• ​Faut-il étendre l’encadrement des loyers ?

​Faut-il étendre l’encadrement des loyers ?

L’encadrement des loyers est l’un des volets de loi Alur (Accès au Logement et un Urbanisme Rénové) qui a été adoptée en mars 2014. A l’origine, la loi prévoyait que cette mesure soit mise en place dans 28 grandes agglomérations. Cependant, dès le mois d’août 2014, le Premier Ministre, Manuel Valls, avait enterré le dispositif d’encadrement des loyers. Ainsi, la mesure n’est entrée en application que dans Paris intra-muros depuis le 1er août 2015, et elle devrait être mise en œuvre dès la fin de l’année 2016 à Lille. 
Fin mars, le Ministre du Logement, Emmanuelle Cosse, a relancé le débat de l’extension de l’encadrement des loyers à d’autres agglomérations. Ainsi, Grenoble pourrait être la prochaine agglomération à être concernée par la mesure. Par ailleurs, à l’heure où le Grand Paris se prépare à voir le jour, la question se pose d’étendre l’encadrement des loyers à l’Île-de-France.

L’encadrement des loyers
La mesure a pour vocation de limiter la hausse des loyers dans les agglomérations où il existe une forte tension sur le marché de l’immobilier locatif entre la demande et l’offre.
Afin de fixer les prix maximums en fonction des types de bien, des observatoires des loyers agréés par le Ministre doivent être mis en place dans les agglomérations concernées afin de récolter des données. Ces données sont ensuite transmises au Préfet qui définit le prix maximum au mètre carré en fonction des catégories de logement.
Afin de fixer le prix pour chaque catégorie de logement, le préfet prend également en compte :
-    le type de location (nue ou en meublée),
-    le nombre de pièces,
-    la période de construction.
Les propriétaires qui mettent en location leur bien immobilier ne peuvent pas dépasser de 20% le loyer de référence défini.
Ce dispositif a pour but de limiter les abus et de redonner du pouvoir d’achat aux locataires des zones concernées.

Le dispositif en action
La question d’étendre le dispositif à de nouvelles zones nécessite de voir comment il est appliqué à Paris, seule agglomération concernée actuellement.
Plusieurs litiges ont été relevés concernant des montants de loyers fixés par des bailleurs privés qui dépassent le montant maximal autorisé.

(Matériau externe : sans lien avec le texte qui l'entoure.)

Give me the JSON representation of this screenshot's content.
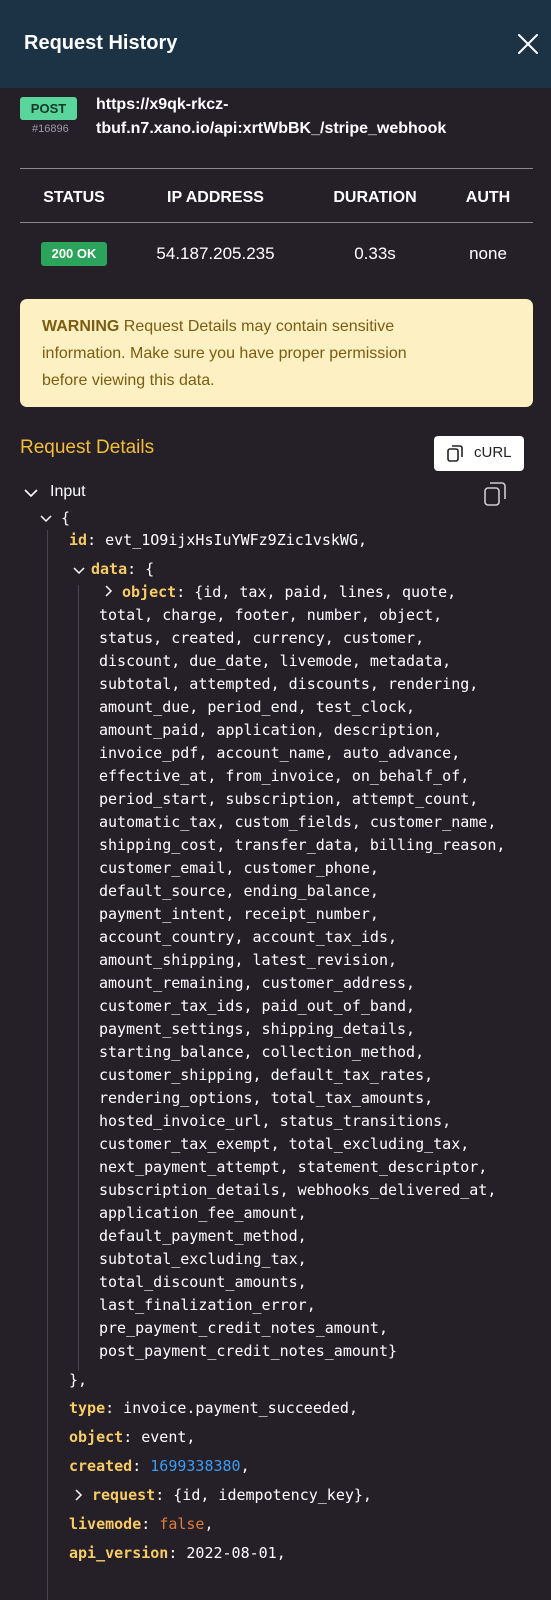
{
  "header": {
    "title": "Request History"
  },
  "request": {
    "method": "POST",
    "id": "#16896",
    "url_line1": "https://x9qk-rkcz-",
    "url_line2": "tbuf.n7.xano.io/api:xrtWbBK_/stripe_webhook"
  },
  "summary_table": {
    "columns": [
      "STATUS",
      "IP ADDRESS",
      "DURATION",
      "AUTH"
    ],
    "row": {
      "status": "200 OK",
      "ip": "54.187.205.235",
      "duration": "0.33s",
      "auth": "none"
    }
  },
  "warning": {
    "bold": "WARNING",
    "line1": " Request Details may contain sensitive",
    "line2": "information. Make sure you have proper permission",
    "line3": "before viewing this data."
  },
  "details": {
    "title": "Request Details",
    "curl_label": "cURL",
    "input_label": "Input"
  },
  "code": {
    "open_brace": "{",
    "id_key": "id",
    "id_value": ": evt_1O9ijxHsIuYWFz9Zic1vskWG,",
    "data_key": "data",
    "data_open": ": {",
    "object_key": "object",
    "object_lines": [
      ": {id, tax, paid, lines, quote,",
      "total, charge, footer, number, object,",
      "status, created, currency, customer,",
      "discount, due_date, livemode, metadata,",
      "subtotal, attempted, discounts, rendering,",
      "amount_due, period_end, test_clock,",
      "amount_paid, application, description,",
      "invoice_pdf, account_name, auto_advance,",
      "effective_at, from_invoice, on_behalf_of,",
      "period_start, subscription, attempt_count,",
      "automatic_tax, custom_fields, customer_name,",
      "shipping_cost, transfer_data, billing_reason,",
      "customer_email, customer_phone,",
      "default_source, ending_balance,",
      "payment_intent, receipt_number,",
      "account_country, account_tax_ids,",
      "amount_shipping, latest_revision,",
      "amount_remaining, customer_address,",
      "customer_tax_ids, paid_out_of_band,",
      "payment_settings, shipping_details,",
      "starting_balance, collection_method,",
      "customer_shipping, default_tax_rates,",
      "rendering_options, total_tax_amounts,",
      "hosted_invoice_url, status_transitions,",
      "customer_tax_exempt, total_excluding_tax,",
      "next_payment_attempt, statement_descriptor,",
      "subscription_details, webhooks_delivered_at,",
      "application_fee_amount,",
      "default_payment_method,",
      "subtotal_excluding_tax,",
      "total_discount_amounts,",
      "last_finalization_error,",
      "pre_payment_credit_notes_amount,",
      "post_payment_credit_notes_amount}"
    ],
    "data_close": "},",
    "type_key": "type",
    "type_value": ": invoice.payment_succeeded,",
    "object2_key": "object",
    "object2_value": ": event,",
    "created_key": "created",
    "created_value": "1699338380",
    "request_key": "request",
    "request_value": ": {id, idempotency_key},",
    "livemode_key": "livemode",
    "livemode_value": "false",
    "api_key": "api_version",
    "api_value": ": 2022-08-01,"
  },
  "icons": {
    "close": "close-icon",
    "copy": "copy-icon",
    "chevron_down": "chevron-down-icon",
    "chevron_right": "chevron-right-icon"
  },
  "colors": {
    "header_bg": "#1b3345",
    "body_bg": "#251f28",
    "accent": "#f3bd36",
    "ok": "#2ba35a",
    "post": "#5ad59b",
    "warning_bg": "#fdf0c3"
  }
}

Les problèmes majeurs concernent les dépassements de loyer qui sont en théorie autorisés par la loi. En effet, il est prévu que les qualités particulières d’un logement puissent justifier d’un complément de loyer sous certaines conditions qui peuvent apparaître un peu flou. Ainsi, l’association de consommateurs CLCV relevait, qu’après huit mois de mise-en-œuvre de la mesure, l’ensemble des cas de loyers complémentaires présentés à la chambre de conciliation, avaient été retoquées par celle-ci. 

Pourquoi l’étendre ?
Nous l’avons vu, le projet du Grand Paris est en marche, il est donc cohérent d’envisager d’étendre le dispositif à la petite couronne parisienne (Hauts-de-Seine, Seine-Saint-Denis, Val-de-Marne), voire à l’ensemble de l’Île-de-France. Ainsi, les biens immobiliers du Val d’Oise, des Yvelines et de la Seine-et-Marne pourraient être concernés. 
En tout cas, l’Observatoire des Loyers de l’Agglomération Parisienne (OLAP) a d’ores et déjà collecté les données qui permettraient de fixer les loyers de référence sur l’ensemble de l’agglomération du Grand Paris.
Certains dénoncent également le risque de voir le dispositif freiner les investisseurs notamment dans le neuf, et donc de nuire à la politique de construction de nouveau logement.
Or, ces projets immobiliers dans le neuf sont lancés dans le cadre de dispositifs fiscaux avantageux comme l’investissement locatif Pinel (cf. article sur le dispositif Pinel) qui prévoit que le montant des loyers soit inférieur de 20% à celui du marché.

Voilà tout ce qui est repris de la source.